Mais de um ano após a invasão da Ucrânia pelo exército da Rússia, o Kremlin tem colocado a sociedade russa em pé de guerra com o Ocidente e a preparar-se para um conflito de vários anos. Vladimir Putin já sublinhou a intenção durante uma visita a uma fábrica de aviação na região da Buriácia, referindo que lançou a guerra como uma batalha existencial pela sobrevivência da Rússia.
“Para nós, esta não é uma tarefa geopolítica, mas uma tarefa de sobrevivência do estado russo, criando condições para o desenvolvimento futuro do país e dos nossos filhos”, referiu o presidente russo, que manteve o padrão de discurso de uma “guerra eterna” com o Ocidente desde então, segundo avançou o analista político Maxim Trudolyubov, em declarações ao jornal britânico ‘The Guardian’.
“Putin praticamente parou de falar sobre quaisquer objetivos concretos da guerra. Também não propõe uma visão de como seria uma vitória futura.
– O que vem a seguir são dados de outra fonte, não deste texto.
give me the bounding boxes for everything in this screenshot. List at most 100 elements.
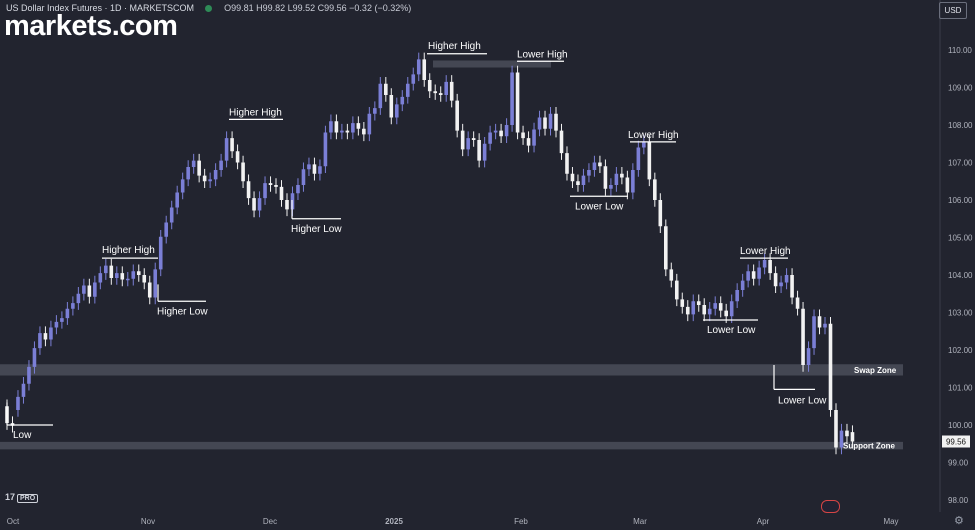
candle-body — [658, 200, 663, 227]
candle-body — [625, 177, 630, 193]
pro-label: PRO — [17, 494, 39, 503]
candle-body — [620, 173, 624, 178]
candle-body — [197, 160, 201, 176]
candle-body — [345, 130, 350, 133]
annotation-label: Lower High — [740, 246, 791, 257]
candle-body — [87, 285, 92, 297]
candle-body — [570, 173, 575, 182]
candle-body — [834, 410, 838, 448]
y-tick-label: 106.00 — [948, 196, 973, 205]
tradingview-pro-badge: 17 PRO — [5, 492, 39, 503]
candle-body — [735, 290, 739, 302]
candle-body — [49, 327, 53, 340]
candle-body — [784, 275, 789, 283]
candle-body — [323, 132, 328, 167]
candle-body — [416, 59, 421, 75]
x-tick-label: Dec — [263, 517, 277, 526]
candle-body — [65, 308, 70, 319]
annotation-label: Lower High — [517, 49, 568, 60]
candle-body — [169, 207, 174, 223]
candle-body — [389, 95, 394, 118]
candle-body — [104, 265, 108, 274]
candle-body — [43, 333, 48, 340]
candle-body — [32, 348, 37, 367]
green-dot-icon — [204, 5, 212, 13]
candle-body — [213, 170, 218, 180]
candle-body — [488, 132, 492, 144]
candle-body — [740, 280, 745, 290]
candle-body — [241, 162, 245, 182]
candle-body — [603, 166, 608, 189]
candle-body — [147, 282, 152, 298]
candle-body — [373, 108, 377, 114]
x-tick-label: Feb — [514, 517, 528, 526]
candle-body — [76, 293, 81, 304]
candle-body — [674, 280, 679, 300]
candle-body — [801, 308, 805, 365]
y-tick-label: 109.00 — [948, 84, 973, 93]
annotation-label: Higher High — [229, 107, 282, 118]
x-tick-label: Mar — [633, 517, 647, 526]
candle-body — [482, 143, 487, 161]
candle-body — [175, 192, 179, 208]
symbol-title[interactable]: US Dollar Index Futures · 1D · MARKETSCO… — [6, 3, 195, 13]
candle-body — [823, 323, 827, 328]
candle-body — [653, 179, 657, 200]
candle-body — [543, 117, 547, 129]
candle-body — [362, 128, 366, 135]
candle-body — [460, 130, 465, 150]
candle-body — [493, 130, 498, 133]
candle-body — [510, 72, 514, 125]
candle-body — [340, 130, 344, 133]
currency-button[interactable]: USD — [939, 2, 967, 19]
candle-body — [455, 100, 459, 131]
candle-body — [614, 173, 619, 185]
candle-body — [186, 167, 190, 180]
annotation-label: Lower Low — [778, 395, 827, 406]
us-flag-icon[interactable] — [821, 500, 840, 513]
candle-body — [565, 153, 569, 174]
y-tick-label: 108.00 — [948, 121, 973, 130]
ohlc-values: O99.81 H99.82 L99.52 C99.56 −0.32 (−0.32… — [224, 3, 412, 13]
candle-body — [471, 138, 476, 140]
candle-body — [384, 83, 388, 95]
candle-body — [301, 169, 306, 185]
candle-body — [433, 91, 438, 94]
candle-body — [817, 316, 822, 328]
candle-body — [724, 310, 728, 317]
candle-body — [82, 285, 86, 294]
symbol-header: US Dollar Index Futures · 1D · MARKETSCO… — [6, 3, 411, 13]
candle-body — [21, 383, 26, 397]
candle-body — [109, 265, 114, 278]
last-price-label: 99.56 — [946, 438, 967, 447]
candle-body — [438, 93, 443, 95]
candle-body — [208, 179, 212, 182]
candle-body — [548, 113, 553, 129]
candle-body — [98, 273, 103, 283]
candle-body — [158, 236, 163, 270]
y-tick-label: 98.00 — [948, 496, 969, 505]
candle-body — [685, 306, 690, 315]
candle-body — [779, 282, 783, 287]
tv-logo: 17 — [5, 492, 16, 502]
candle-body — [790, 275, 794, 298]
candle-body — [773, 273, 778, 287]
y-tick-label: 100.00 — [948, 421, 973, 430]
candle-body — [318, 166, 322, 174]
candle-body — [806, 348, 811, 365]
candle-body — [521, 132, 525, 139]
candle-body — [768, 260, 772, 274]
candle-body — [845, 430, 849, 437]
candle-body — [153, 269, 158, 298]
candle-body — [762, 260, 767, 268]
candle-body — [411, 74, 416, 84]
gear-icon[interactable]: ⚙ — [954, 515, 964, 527]
annotation-label: Higher Low — [291, 224, 342, 235]
candle-body — [263, 183, 267, 199]
candle-body — [120, 273, 125, 280]
candle-body — [515, 72, 520, 133]
y-tick-label: 101.00 — [948, 384, 973, 393]
y-tick-label: 110.00 — [948, 46, 972, 55]
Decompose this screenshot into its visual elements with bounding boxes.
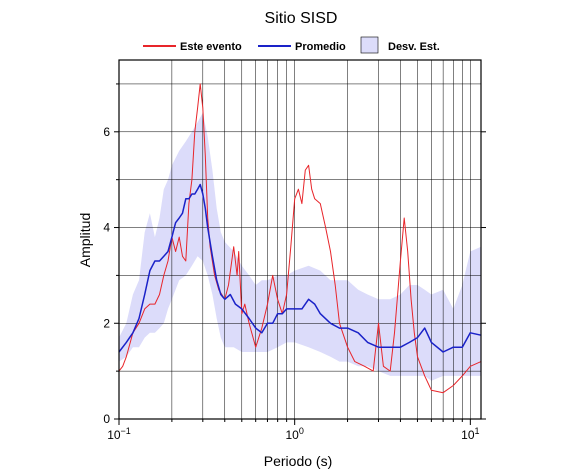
y-tick-label: 2: [103, 316, 110, 330]
legend-label-desv-est: Desv. Est.: [388, 41, 440, 53]
x-tick-label: 101: [461, 426, 479, 442]
y-tick-label: 6: [103, 125, 110, 139]
legend-label-promedio: Promedio: [295, 41, 346, 53]
y-tick-label: 4: [103, 221, 110, 235]
series-line-promedio: [118, 183, 482, 353]
x-tick-label: 100: [285, 426, 303, 442]
plot-area: 0 2 4 6 10−1 100 101: [103, 59, 486, 442]
y-tick-label: 0: [103, 412, 110, 426]
series-line-este-evento: [118, 83, 482, 394]
plot-frame: [118, 59, 482, 420]
legend-swatch-desv-est: [360, 36, 379, 54]
x-tick-label: 10−1: [107, 426, 131, 442]
std-dev-band: [119, 112, 481, 381]
y-axis-label: Amplitud: [77, 213, 93, 267]
chart-title: Sitio SISD: [265, 10, 338, 27]
legend-label-este-evento: Este evento: [180, 41, 242, 53]
x-axis-label: Periodo (s): [264, 453, 332, 469]
legend: Este evento Promedio Desv. Est.: [143, 36, 440, 54]
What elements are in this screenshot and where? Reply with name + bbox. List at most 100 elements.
A guerra não tem um começo claro nem um fim previsível”, reforçou Trudolyubov.
Durante o discurso do ‘estado da nação’ de Putin, em fevereiro último, o líder russo repetiu algumas das muitas queixas que tem contra o Ocidente, enfatizando que Moscovo estava a lutar pela sobrevivência nacional e que acabaria por vencer – a mensagem velada para o povo, para Trudolyubov, era que a guerra na Ucrânia não terminaria tão cedo e que os russos deveriam aprender a conviver com ela.
As autoridades ocidentais descreveram ter ouvido o discurso de Putin com consternação, vendo o líder russo a ‘dobrar’ a sua guerra e com pouco espaço para recuar: um diplomata ocidental em Moscovo descreveu a mensagem de Putin como uma preparação do público russo para uma “guerra que nunca acaba”.
Apesar das pesadas perdas e dos contratempos militares, Putin não está a reconsiderar o conflito. Como ex-agente do KGB, foi treinado para perseguir os seus objetivos sempre em vez de reavaliar as metas em primeiro lugar. Há especialistas que notaram que Putin parou de discutir a situação na frente de batalha na Ucrânia nos seus comentários públicos – a última vez foi a 15 de janeiro, quando salientou que a dinâmica do seu exército ear “positiva”.
As omissões refletem a aceitação do Kremlin de que é incapaz e mudar o curso da guerra no campo de batalha, defendeu Vladimir Gelman, professor de política russa na Universidade de Helsínquia, na Finlândia. “É mais fácil não falar sobre os esforços de guerra quando o seu exército não está a fazer progressos”, acrescentou Gelman. “Mas reduzir não é uma opção para Putin; isso significaria admitir a derrota.”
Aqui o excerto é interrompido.